May 25, 2017
It was mid-2007 when like most millennial engineers, I felt the urge for an MBA adventure and decided to write GMAT, around a time when finding right books used to be a tough task, and some were hard to find in India at all. It was this adversity that made me turn to online. And eventually, I made my first online purchase on eBay, late 2007. Yes, I do represent the generation of online shoppers whose first purchase was a book. It was a $17 book and I paid the almost equal amount for shipping and it took 20 days to reach from the USA.
It was in those days when online shopping was synonymous with books, eBay and Amazon. Not that there were no platforms in India but were a few like Indiaplaza, Indiatimes, Baazi, etc. but they didn’t succeed in moving as many buyers online as they could potentially have. As a result, they together couldn’t make a dent to brick & mortar retail nor could they change the buying behaviour of their targeted urban consumers, and by the end of the first decade of their existence, they started to vanish. Therefore, in hindsight story sounds similar and so the saying, then Nokia CEO said, “We didn’t do anything wrong, but somehow we lost it.”
2011, beginning of the new decade, marks a new threshold of India’s e-commerce story, when new set of players emerged out of India to claim their pie of Country’s then over $450 bn retail market, and soon to be followed by the foreign majors thus marking the beginning of the most exciting phase in India’s retail history, 2011-2020. The first half (2011-’15) of which is heavily invested in adoption by incentivizing shoppers with better pricing and matching or bettering overall service delivery as compared to their brick and mortar counterparts, certainly at huge cost and financial drainage on their balance sheets.

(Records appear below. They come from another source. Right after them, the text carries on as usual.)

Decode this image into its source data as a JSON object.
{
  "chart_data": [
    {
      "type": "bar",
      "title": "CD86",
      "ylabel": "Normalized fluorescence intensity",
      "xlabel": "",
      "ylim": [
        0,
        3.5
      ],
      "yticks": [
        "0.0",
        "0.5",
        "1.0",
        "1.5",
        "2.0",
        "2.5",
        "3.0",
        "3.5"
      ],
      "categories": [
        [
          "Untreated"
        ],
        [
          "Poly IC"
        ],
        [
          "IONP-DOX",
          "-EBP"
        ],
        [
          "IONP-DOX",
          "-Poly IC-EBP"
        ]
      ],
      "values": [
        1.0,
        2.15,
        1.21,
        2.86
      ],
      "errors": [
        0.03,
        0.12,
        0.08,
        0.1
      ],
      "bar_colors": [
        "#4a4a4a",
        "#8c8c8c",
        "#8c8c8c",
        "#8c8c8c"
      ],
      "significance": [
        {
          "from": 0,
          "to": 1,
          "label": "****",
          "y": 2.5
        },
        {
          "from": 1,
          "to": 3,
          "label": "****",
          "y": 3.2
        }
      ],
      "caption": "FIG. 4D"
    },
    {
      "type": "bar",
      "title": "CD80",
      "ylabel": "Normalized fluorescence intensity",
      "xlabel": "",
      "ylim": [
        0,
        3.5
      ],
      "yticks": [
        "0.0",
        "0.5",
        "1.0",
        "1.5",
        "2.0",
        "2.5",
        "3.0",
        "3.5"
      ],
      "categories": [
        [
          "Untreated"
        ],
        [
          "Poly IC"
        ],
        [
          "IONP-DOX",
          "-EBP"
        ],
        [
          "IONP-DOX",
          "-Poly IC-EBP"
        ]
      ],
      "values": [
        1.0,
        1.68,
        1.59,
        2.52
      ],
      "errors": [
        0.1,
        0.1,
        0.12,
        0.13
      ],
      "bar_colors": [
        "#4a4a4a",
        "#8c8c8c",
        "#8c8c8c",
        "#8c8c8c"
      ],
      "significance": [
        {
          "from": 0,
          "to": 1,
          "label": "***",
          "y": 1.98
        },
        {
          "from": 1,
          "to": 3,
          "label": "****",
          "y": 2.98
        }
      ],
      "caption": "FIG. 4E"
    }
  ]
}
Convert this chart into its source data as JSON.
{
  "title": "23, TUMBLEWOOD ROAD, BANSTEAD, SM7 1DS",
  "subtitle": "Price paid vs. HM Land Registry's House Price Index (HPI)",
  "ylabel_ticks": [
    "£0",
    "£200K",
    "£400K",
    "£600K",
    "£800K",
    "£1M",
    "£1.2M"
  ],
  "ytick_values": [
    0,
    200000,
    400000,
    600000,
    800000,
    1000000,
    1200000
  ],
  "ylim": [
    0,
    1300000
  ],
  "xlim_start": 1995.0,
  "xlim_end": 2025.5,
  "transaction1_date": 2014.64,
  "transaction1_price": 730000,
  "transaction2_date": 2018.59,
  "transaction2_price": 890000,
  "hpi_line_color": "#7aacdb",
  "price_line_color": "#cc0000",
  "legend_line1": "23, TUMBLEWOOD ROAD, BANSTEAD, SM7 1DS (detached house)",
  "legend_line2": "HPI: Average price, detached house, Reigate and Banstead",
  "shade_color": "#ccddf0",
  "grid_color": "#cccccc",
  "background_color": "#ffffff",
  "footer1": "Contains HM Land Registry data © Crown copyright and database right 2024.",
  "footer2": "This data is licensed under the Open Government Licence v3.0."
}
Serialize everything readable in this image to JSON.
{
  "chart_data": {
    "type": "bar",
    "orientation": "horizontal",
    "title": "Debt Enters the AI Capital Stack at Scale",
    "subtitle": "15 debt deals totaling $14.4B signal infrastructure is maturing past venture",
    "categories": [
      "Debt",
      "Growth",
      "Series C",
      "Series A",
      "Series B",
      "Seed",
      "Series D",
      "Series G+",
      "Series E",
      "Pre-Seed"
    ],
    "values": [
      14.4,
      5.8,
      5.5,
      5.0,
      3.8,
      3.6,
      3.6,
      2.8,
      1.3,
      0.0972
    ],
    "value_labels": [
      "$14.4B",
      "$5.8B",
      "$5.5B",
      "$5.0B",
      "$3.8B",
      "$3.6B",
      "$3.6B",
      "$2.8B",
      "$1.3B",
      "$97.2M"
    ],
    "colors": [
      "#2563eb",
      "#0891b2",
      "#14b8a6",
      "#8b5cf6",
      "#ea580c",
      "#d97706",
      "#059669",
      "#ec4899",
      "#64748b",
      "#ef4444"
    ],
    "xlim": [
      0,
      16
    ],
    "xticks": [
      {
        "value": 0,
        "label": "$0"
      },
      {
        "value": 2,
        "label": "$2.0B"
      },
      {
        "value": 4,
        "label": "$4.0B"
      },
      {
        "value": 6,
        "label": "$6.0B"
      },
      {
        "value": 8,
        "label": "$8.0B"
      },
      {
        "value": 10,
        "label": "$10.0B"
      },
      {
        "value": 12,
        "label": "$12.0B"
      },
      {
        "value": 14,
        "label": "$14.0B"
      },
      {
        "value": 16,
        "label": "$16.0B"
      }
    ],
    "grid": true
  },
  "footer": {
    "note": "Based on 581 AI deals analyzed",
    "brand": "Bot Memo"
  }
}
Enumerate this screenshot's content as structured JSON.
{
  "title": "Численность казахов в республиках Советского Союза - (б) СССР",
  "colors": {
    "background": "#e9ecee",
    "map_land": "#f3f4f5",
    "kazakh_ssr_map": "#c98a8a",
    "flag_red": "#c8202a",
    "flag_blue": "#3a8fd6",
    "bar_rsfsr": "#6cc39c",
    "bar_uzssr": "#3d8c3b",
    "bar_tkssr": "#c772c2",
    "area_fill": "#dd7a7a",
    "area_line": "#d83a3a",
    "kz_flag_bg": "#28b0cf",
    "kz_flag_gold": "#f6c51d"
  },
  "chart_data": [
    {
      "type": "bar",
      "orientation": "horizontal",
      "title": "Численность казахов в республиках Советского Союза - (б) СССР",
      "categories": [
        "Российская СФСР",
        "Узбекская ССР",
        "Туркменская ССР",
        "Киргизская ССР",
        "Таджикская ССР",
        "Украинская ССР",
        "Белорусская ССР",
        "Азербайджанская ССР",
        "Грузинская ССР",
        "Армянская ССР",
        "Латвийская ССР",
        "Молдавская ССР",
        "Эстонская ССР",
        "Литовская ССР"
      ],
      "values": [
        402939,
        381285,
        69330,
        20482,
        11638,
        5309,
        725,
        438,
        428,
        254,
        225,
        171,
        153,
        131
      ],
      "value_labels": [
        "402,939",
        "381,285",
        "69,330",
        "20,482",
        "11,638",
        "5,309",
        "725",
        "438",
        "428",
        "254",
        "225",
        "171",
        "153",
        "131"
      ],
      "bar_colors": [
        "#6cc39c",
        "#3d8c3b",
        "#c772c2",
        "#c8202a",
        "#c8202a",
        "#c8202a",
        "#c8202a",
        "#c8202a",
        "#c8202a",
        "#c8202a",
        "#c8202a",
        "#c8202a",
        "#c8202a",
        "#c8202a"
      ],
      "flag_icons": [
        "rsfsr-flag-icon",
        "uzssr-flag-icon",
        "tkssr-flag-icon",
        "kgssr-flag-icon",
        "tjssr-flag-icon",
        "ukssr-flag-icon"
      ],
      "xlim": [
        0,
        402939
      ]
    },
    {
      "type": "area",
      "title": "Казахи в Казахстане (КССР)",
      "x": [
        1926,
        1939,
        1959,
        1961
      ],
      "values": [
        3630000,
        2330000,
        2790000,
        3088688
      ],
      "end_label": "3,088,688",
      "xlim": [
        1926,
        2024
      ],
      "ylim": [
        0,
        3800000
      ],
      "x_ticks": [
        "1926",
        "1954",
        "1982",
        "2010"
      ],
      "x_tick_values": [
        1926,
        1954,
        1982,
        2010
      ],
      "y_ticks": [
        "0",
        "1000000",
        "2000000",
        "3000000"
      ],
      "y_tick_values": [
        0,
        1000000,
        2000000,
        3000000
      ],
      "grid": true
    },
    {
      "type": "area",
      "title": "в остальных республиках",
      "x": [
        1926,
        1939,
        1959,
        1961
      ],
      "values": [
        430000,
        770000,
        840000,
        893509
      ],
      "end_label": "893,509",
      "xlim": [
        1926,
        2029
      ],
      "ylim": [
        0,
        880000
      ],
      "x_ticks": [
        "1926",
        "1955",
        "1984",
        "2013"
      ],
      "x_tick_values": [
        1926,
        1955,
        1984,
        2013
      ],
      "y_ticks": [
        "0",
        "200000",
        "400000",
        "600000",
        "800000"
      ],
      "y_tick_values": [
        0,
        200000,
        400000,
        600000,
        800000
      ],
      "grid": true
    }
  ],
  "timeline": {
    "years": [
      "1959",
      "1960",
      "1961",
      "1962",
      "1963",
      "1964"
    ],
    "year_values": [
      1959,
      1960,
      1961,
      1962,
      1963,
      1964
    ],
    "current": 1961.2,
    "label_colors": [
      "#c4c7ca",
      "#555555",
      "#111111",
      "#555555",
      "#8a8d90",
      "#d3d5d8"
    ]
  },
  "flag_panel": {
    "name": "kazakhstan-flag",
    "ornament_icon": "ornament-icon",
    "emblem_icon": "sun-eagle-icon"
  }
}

Interestingly, the second half of the decade begins with an INTERVAL, 2016! The year that marks the beginning of the end of aggressive growth with irrational discounting. sluggish growth, unjustifiable unit economics, no path to profitability, cautious investors, lack of easy funds brings the phase of consolidation, fixing the balance sheet and more importantly getting the business model right while still keep bettering customer experience. As shoppers evolve they start looking for more value online than just discounts, a problem that all e-commerce players trying hard to fix.
So, where the next wave of growth for the sector will come from? Today for all big e-commerce platforms, over half of their sales comes from just one product, mobile phone. If you add fashion, 3/4th of GMV are just two categories. Positive though is these categories got adoptions to online, but limited category adoption will certainly limit the growth for the sector.
There are some very high potential categories that have not been tapped well for online, one like home appliances. The reason, on the face of it, looks to be the shortcoming of the channel, the touch, feel etc. But we said same for fashion a few years back, and then we had some vertical platform like MYNTRA addressing consumer needs the right way and making significant in-roads in its category. Home appliances, which is the biggest market in India after mobiles, remains vastly untapped in online and owned by brick & mortar so far.
This is major because there’s a structural issue, most big e-commerce companies operating in India started out to do commerce in two broad categories, apart from books are 1.Electronics (mobile, camera etc) 2. Fashion, and their entire model is built around listing and selling commodities. But a washing machine or a refrigerator is no commodity it is highly service-sensitive, have longer lifecycle, hence a very high involvement purchase.
That’s where there is a need for a vertical platform, built to solve for home appliances consumers at every stage of buying journey and lifecycle support. HomeYantra is a step in that direction. A team of very passionate young folks with years of experience in appliances and E-commerce have come together to build first of its kind intelligent platform in India, with just one promise, to make HomeYantra a one stop shop for all home appliance needs.
Like HomeYantra the next wave of growth in India’s e-commerce will be fueled by vertical platforms, built to solve category specific problems end to end. While horizontal platforms will continue to drive event based sales, vertical platforms will lead making a dent in established, offline heavy categories and expand the scope of e-commerce in India.